To be or not to be IID: Can Zipf's Law help?

Classification is a popular problem within machine learning, and increasing the effectiveness of classification algorithms has many significant applications within industry and academia. In particular, focus will be given to Higher-Order Naive Bayes (HONB), a relational variant of the famed Naive Bayes (NB) statistical classification algorithm that has been shown to outperform Naive Bayes in many cases [1,10]. Specifically, HONB has outperformed NB on character n-gram based feature spaces when the available training data is small [2]. In this paper, a correlation is hypothesized between the performance of HONB on character n-gram feature spaces and how closely the feature space distribution follows Zipf's Law.
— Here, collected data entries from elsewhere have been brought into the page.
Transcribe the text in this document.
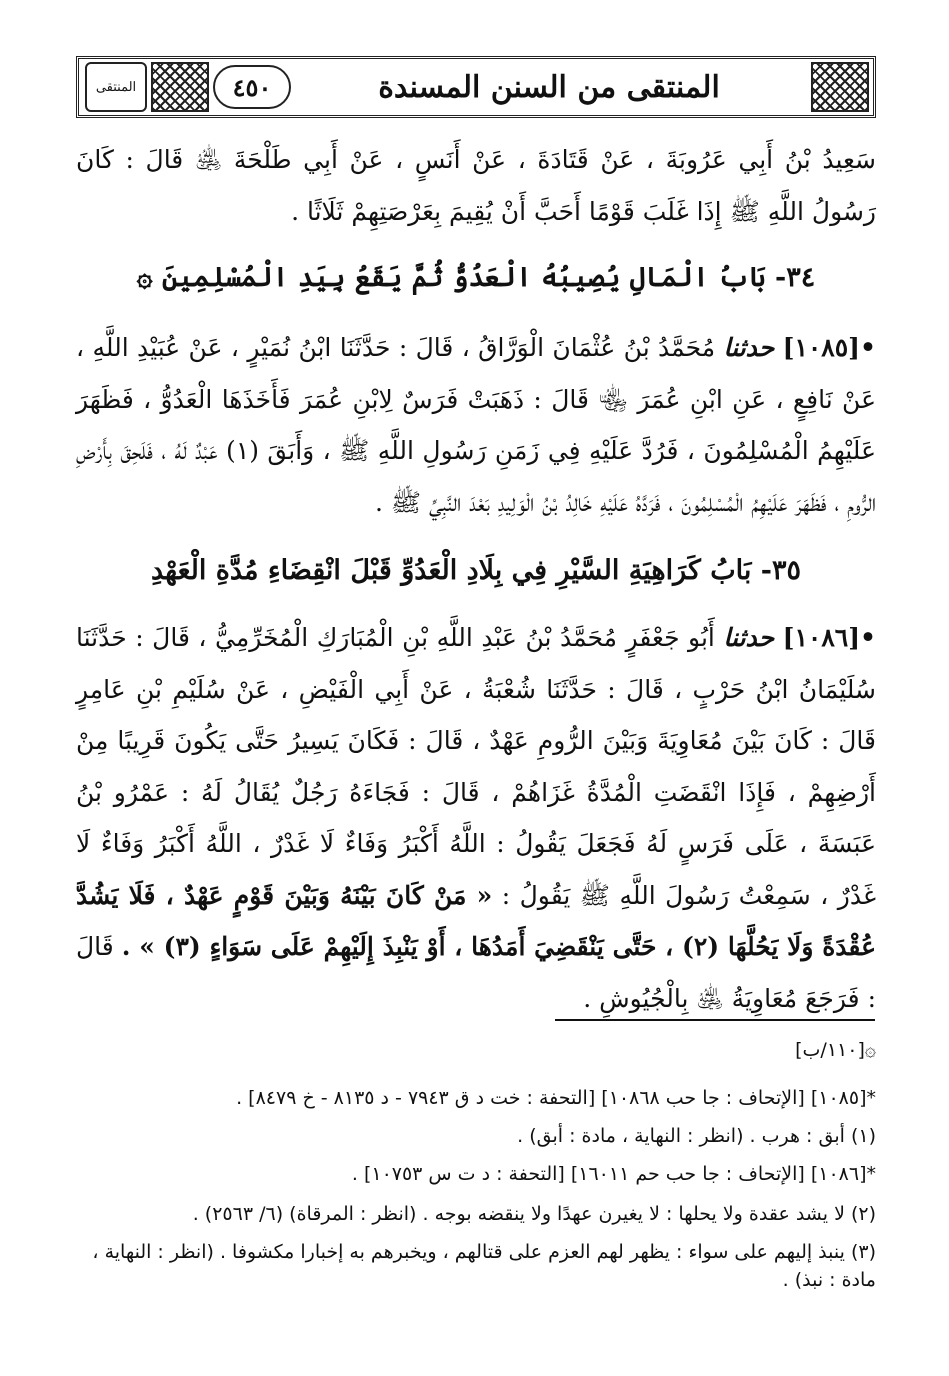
المنتقى	٤٥٠	المنتقى من السنن المسندة
سَعِيدُ بْنُ أَبِي عَرُوبَةَ ، عَنْ قَتَادَةَ ، عَنْ أَنَسٍ ، عَنْ أَبِي طَلْحَةَ ﵁ قَالَ : كَانَ رَسُولُ اللَّهِ ﷺ إِذَا غَلَبَ قَوْمًا أَحَبَّ أَنْ يُقِيمَ بِعَرْصَتِهِمْ ثَلَاثًا .
٣٤- بَابُ الْمَالِ يُصِيبُهُ الْعَدُوُّ ثُمَّ يَقَعُ بِيَدِ الْمُسْلِمِينَ ۞
•[١٠٨٥] حدثنا مُحَمَّدُ بْنُ عُثْمَانَ الْوَرَّاقُ ، قَالَ : حَدَّثَنَا ابْنُ نُمَيْرٍ ، عَنْ عُبَيْدِ اللَّهِ ، عَنْ نَافِعٍ ، عَنِ ابْنِ عُمَرَ ﵄ قَالَ : ذَهَبَتْ فَرَسٌ لِابْنِ عُمَرَ فَأَخَذَهَا الْعَدُوُّ ، فَظَهَرَ عَلَيْهِمُ الْمُسْلِمُونَ ، فَرُدَّ عَلَيْهِ فِي زَمَنِ رَسُولِ اللَّهِ ﷺ ، وَأَبَقَ (١) عَبْدٌ لَهُ ، فَلَحِقَ بِأَرْضِ الرُّومِ ، فَظَهَرَ عَلَيْهِمُ الْمُسْلِمُونَ ، فَرَدَّهُ عَلَيْهِ خَالِدُ بْنُ الْوَلِيدِ بَعْدَ النَّبِيِّ ﷺ .
٣٥- بَابُ كَرَاهِيَةِ السَّيْرِ فِي بِلَادِ الْعَدُوِّ قَبْلَ انْقِضَاءِ مُدَّةِ الْعَهْدِ
•[١٠٨٦] حدثنا أَبُو جَعْفَرٍ مُحَمَّدُ بْنُ عَبْدِ اللَّهِ بْنِ الْمُبَارَكِ الْمُخَرِّمِيُّ ، قَالَ : حَدَّثَنَا سُلَيْمَانُ ابْنُ حَرْبٍ ، قَالَ : حَدَّثَنَا شُعْبَةُ ، عَنْ أَبِي الْفَيْضِ ، عَنْ سُلَيْمِ بْنِ عَامِرٍ قَالَ : كَانَ بَيْنَ مُعَاوِيَةَ وَبَيْنَ الرُّومِ عَهْدٌ ، قَالَ : فَكَانَ يَسِيرُ حَتَّى يَكُونَ قَرِيبًا مِنْ أَرْضِهِمْ ، فَإِذَا انْقَضَتِ الْمُدَّةُ غَزَاهُمْ ، قَالَ : فَجَاءَهُ رَجُلٌ يُقَالُ لَهُ : عَمْرُو بْنُ عَبَسَةَ ، عَلَى فَرَسٍ لَهُ فَجَعَلَ يَقُولُ : اللَّهُ أَكْبَرُ وَفَاءٌ لَا غَدْرٌ ، اللَّهُ أَكْبَرُ وَفَاءٌ لَا غَدْرٌ ، سَمِعْتُ رَسُولَ اللَّهِ ﷺ يَقُولُ : « مَنْ كَانَ بَيْنَهُ وَبَيْنَ قَوْمٍ عَهْدٌ ، فَلَا يَشُدَّ عُقْدَةً وَلَا يَحُلَّهَا (٢) ، حَتَّى يَنْقَضِيَ أَمَدُهَا ، أَوْ يَنْبِذَ إِلَيْهِمْ عَلَى سَوَاءٍ (٣) » . قَالَ : فَرَجَعَ مُعَاوِيَةُ ﵁ بِالْجُيُوشِ .
۞[١١٠/ب]
*[١٠٨٥] [الإتحاف : جا حب ١٠٨٦٨] [التحفة : خت د ق ٧٩٤٣ - د ٨١٣٥ - خ ٨٤٧٩] .
(١) أبق : هرب . (انظر : النهاية ، مادة : أبق) .
*[١٠٨٦] [الإتحاف : جا حب حم ١٦٠١١] [التحفة : د ت س ١٠٧٥٣] .
(٢) لا يشد عقدة ولا يحلها : لا يغيرن عهدًا ولا ينقضه بوجه . (انظر : المرقاة) (٦/ ٢٥٦٣) .
(٣) ينبذ إليهم على سواء : يظهر لهم العزم على قتالهم ، ويخبرهم به إخبارا مكشوفا . (انظر : النهاية ، مادة : نبذ) .
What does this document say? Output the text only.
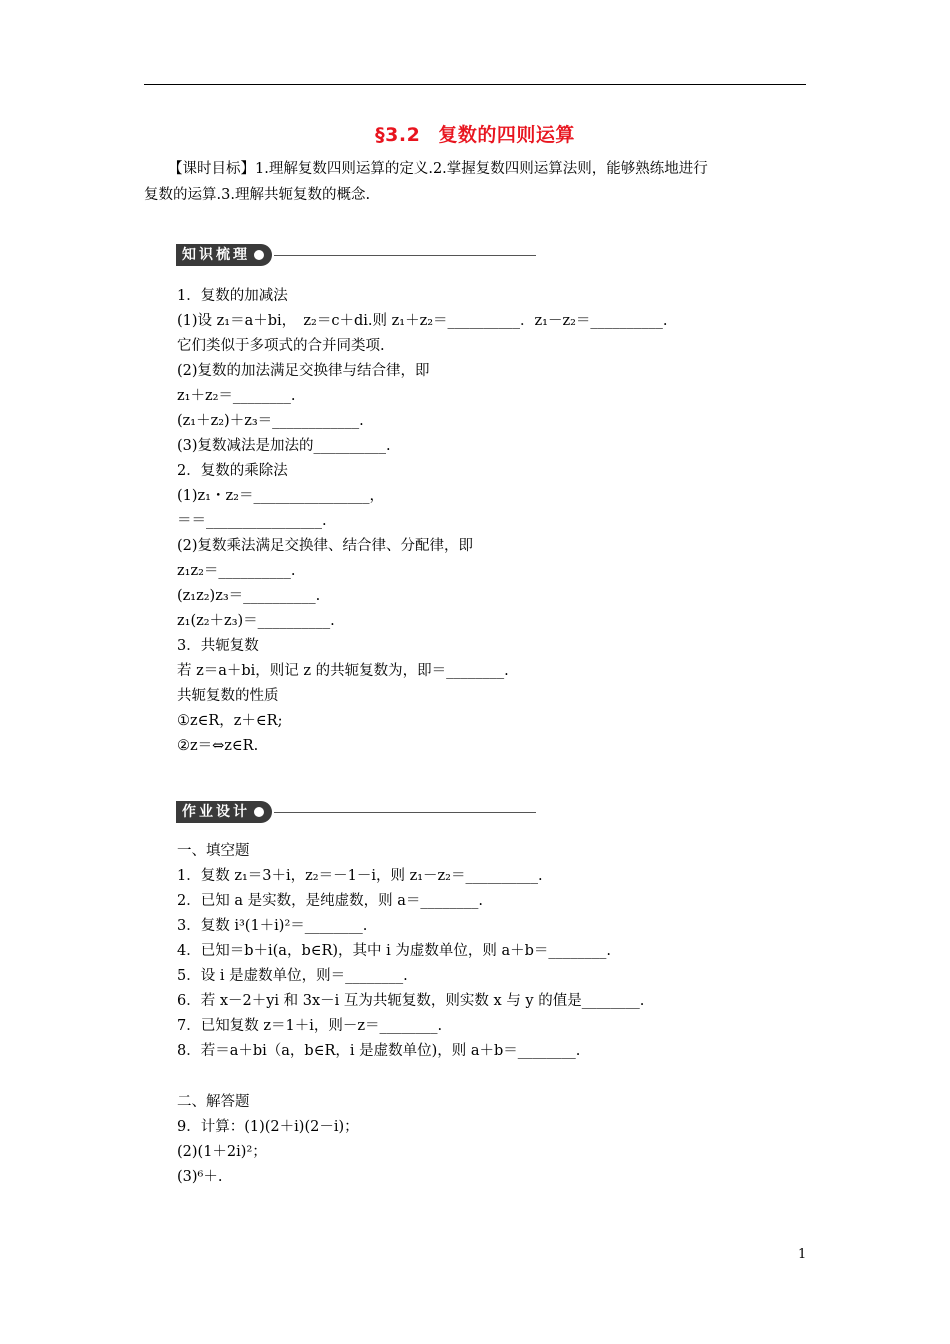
§3.2 复数的四则运算
【课时目标】1.理解复数四则运算的定义.2.掌握复数四则运算法则，能够熟练地进行
复数的运算.3.理解共轭复数的概念.
知识梳理
1．复数的加减法
(1)设 z₁＝a＋bi，　z₂＝c＋di.则 z₁＋z₂＝__________．z₁－z₂＝__________.
它们类似于多项式的合并同类项.
(2)复数的加法满足交换律与结合律，即
z₁＋z₂＝________.
(z₁＋z₂)＋z₃＝____________.
(3)复数减法是加法的__________.
2．复数的乘除法
(1)z₁・z₂＝________________，
＝＝________________.
(2)复数乘法满足交换律、结合律、分配律，即
z₁z₂＝__________.
(z₁z₂)z₃＝__________.
z₁(z₂＋z₃)＝__________.
3．共轭复数
若 z＝a＋bi，则记 z 的共轭复数为，即＝________.
共轭复数的性质
①z∈R，z＋∈R;
②z＝⇔z∈R.
作业设计
一、填空题
1．复数 z₁＝3＋i，z₂＝－1－i，则 z₁－z₂＝__________.
2．已知 a 是实数，是纯虚数，则 a＝________.
3．复数 i³(1＋i)²＝________.
4．已知＝b＋i(a，b∈R)，其中 i 为虚数单位，则 a＋b＝________.
5．设 i 是虚数单位，则＝________.
6．若 x－2＋yi 和 3x－i 互为共轭复数，则实数 x 与 y 的值是________.
7．已知复数 z＝1＋i，则－z＝________.
8．若＝a＋bi（a，b∈R，i 是虚数单位)，则 a＋b＝________.
二、解答题
9．计算：(1)(2＋i)(2－i)；
(2)(1＋2i)²；
(3)⁶＋.
1
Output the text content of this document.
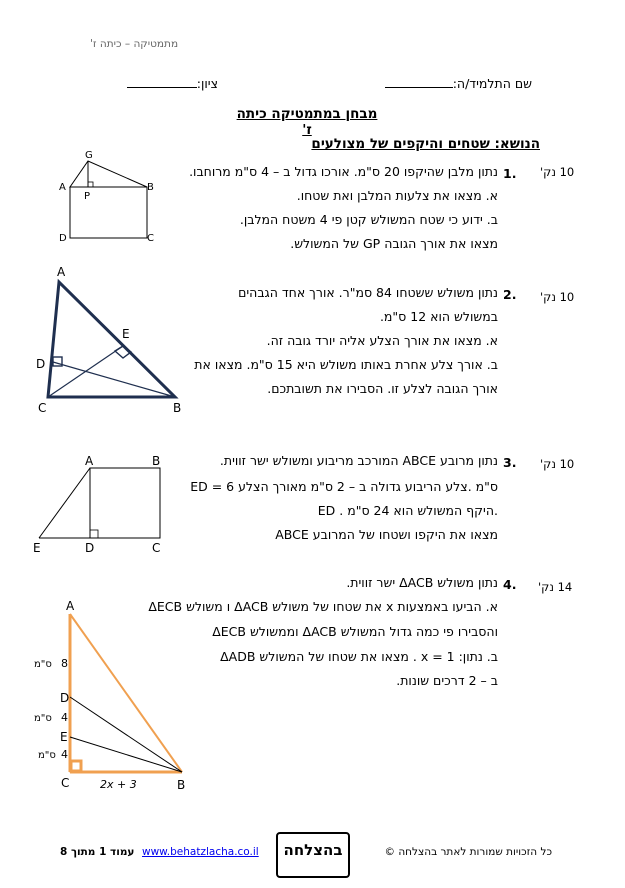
מתמטיקה – כיתה ז'
שם התלמיד/ה:
ציון:
מבחן במתמטיקה כיתה ז'
הנושא: שטחים והיקפים של מצולעים
10 נק'
1.
נתון מלבן שהיקפו 20 ס"מ. אורכו גדול ב – 4 ס"מ מרוחבו.
א. מצאו את צלעות המלבן ואת שטחו.
ב. ידוע כי שטח המשולש קטן פי 4 משטח המלבן.
מצאו את אורך הגובה GP של המשולש.
G
A	B
P
D	C
10 נק'
2.
נתון משולש ששטחו 84 סמ"ר. אורך אחד הגבהים
במשולש הוא 12 ס"מ.
א. מצאו את אורך הצלע אליה יורד גובה זה.
ב. אורך צלע אחרת באותו משולש היא 15 ס"מ. מצאו את
אורך הגובה לצלע זו. הסבירו את תשובתכם.
A
E
D
C	B
10 נק'
3.
נתון מרובע ABCE המורכב מריבוע ומשולש ישר זווית.
ED = 6 ס"מ .צלע הריבוע גדולה ב – 2 ס"מ מאורך הצלע
ED . היקף המשולש הוא 24 ס"מ.
מצאו את היקפו ושטחו של המרובע ABCE
A	B
E	D	C
14 נק'
4.
נתון משולש ΔACB ישר זווית.
א. הביעו באמצעות x את שטחו של משולש ΔACB ו משולש ΔECB
והסבירו פי כמה גדול המשולש ΔACB וממשולש ΔECB
ב. נתון: x = 1 . מצאו את שטחו של המשולש ΔADB
ב – 2 דרכים שונות.
A
8
ס"מ
D
4
ס"מ
E
ס"מ 4
C	2x + 3	B
עמוד 1 מתוך 8 www.behatzlacha.co.il	בהצלחה	כל הזכויות שמורות לאתר בהצלחה ©
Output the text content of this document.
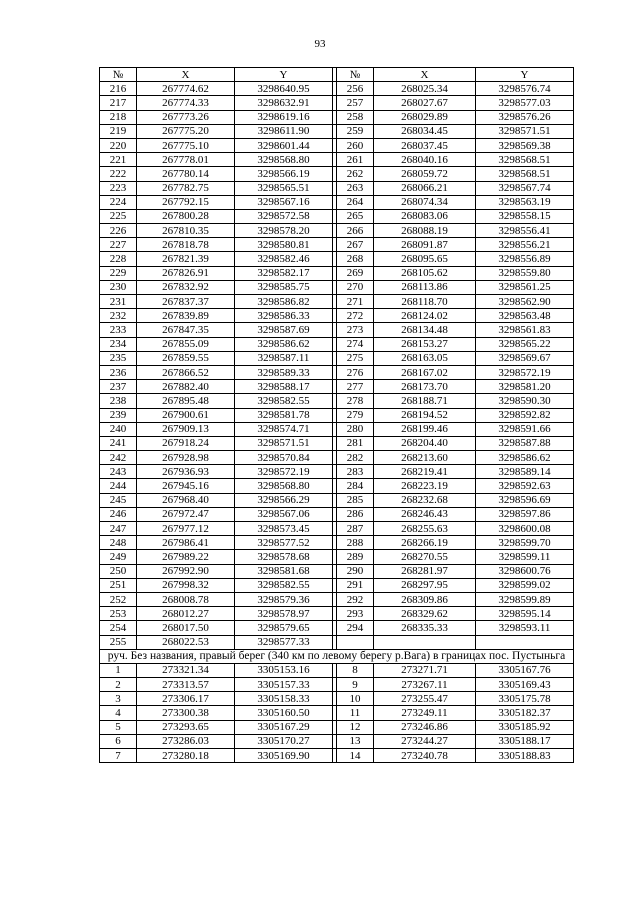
93
№	X	Y		№	X	Y
216	267774.62	3298640.95		256	268025.34	3298576.74
217	267774.33	3298632.91		257	268027.67	3298577.03
218	267773.26	3298619.16		258	268029.89	3298576.26
219	267775.20	3298611.90		259	268034.45	3298571.51
220	267775.10	3298601.44		260	268037.45	3298569.38
221	267778.01	3298568.80		261	268040.16	3298568.51
222	267780.14	3298566.19		262	268059.72	3298568.51
223	267782.75	3298565.51		263	268066.21	3298567.74
224	267792.15	3298567.16		264	268074.34	3298563.19
225	267800.28	3298572.58		265	268083.06	3298558.15
226	267810.35	3298578.20		266	268088.19	3298556.41
227	267818.78	3298580.81		267	268091.87	3298556.21
228	267821.39	3298582.46		268	268095.65	3298556.89
229	267826.91	3298582.17		269	268105.62	3298559.80
230	267832.92	3298585.75		270	268113.86	3298561.25
231	267837.37	3298586.82		271	268118.70	3298562.90
232	267839.89	3298586.33		272	268124.02	3298563.48
233	267847.35	3298587.69		273	268134.48	3298561.83
234	267855.09	3298586.62		274	268153.27	3298565.22
235	267859.55	3298587.11		275	268163.05	3298569.67
236	267866.52	3298589.33		276	268167.02	3298572.19
237	267882.40	3298588.17		277	268173.70	3298581.20
238	267895.48	3298582.55		278	268188.71	3298590.30
239	267900.61	3298581.78		279	268194.52	3298592.82
240	267909.13	3298574.71		280	268199.46	3298591.66
241	267918.24	3298571.51		281	268204.40	3298587.88
242	267928.98	3298570.84		282	268213.60	3298586.62
243	267936.93	3298572.19		283	268219.41	3298589.14
244	267945.16	3298568.80		284	268223.19	3298592.63
245	267968.40	3298566.29		285	268232.68	3298596.69
246	267972.47	3298567.06		286	268246.43	3298597.86
247	267977.12	3298573.45		287	268255.63	3298600.08
248	267986.41	3298577.52		288	268266.19	3298599.70
249	267989.22	3298578.68		289	268270.55	3298599.11
250	267992.90	3298581.68		290	268281.97	3298600.76
251	267998.32	3298582.55		291	268297.95	3298599.02
252	268008.78	3298579.36		292	268309.86	3298599.89
253	268012.27	3298578.97		293	268329.62	3298595.14
254	268017.50	3298579.65		294	268335.33	3298593.11
255	268022.53	3298577.33				
руч. Без названия, правый берег (340 км по левому берегу р.Вага) в границах пос. Пустыньга						
1	273321.34	3305153.16		8	273271.71	3305167.76
2	273313.57	3305157.33		9	273267.11	3305169.43
3	273306.17	3305158.33		10	273255.47	3305175.78
4	273300.38	3305160.50		11	273249.11	3305182.37
5	273293.65	3305167.29		12	273246.86	3305185.92
6	273286.03	3305170.27		13	273244.27	3305188.17
7	273280.18	3305169.90		14	273240.78	3305188.83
This hypothesis stems from the overarching goal of ultimately understanding HONB and knowing when it will outperform NB. Textual datasets ranging from several thousand instances to nearly 20,000 instances, some containing microtext, were used to generate character n-gram feature spaces. HONB and NB were both used to model these datasets, using varying character n-gram sizes (2-7) and dictionary sizes up to 5000 features. The performances of HONB and NB were then compared, and the results show potential support for our hypothesis: namely, the results support the hypothesized correlation for the Accuracy and Precision metrics. Additionally, a solution is provided for an open problem which was presented in [1], giving an explicit formula for the number of SDRs from k given sets, which has connections to counting higher-order paths of arbitrary length, which are important in the learning stage of HONB.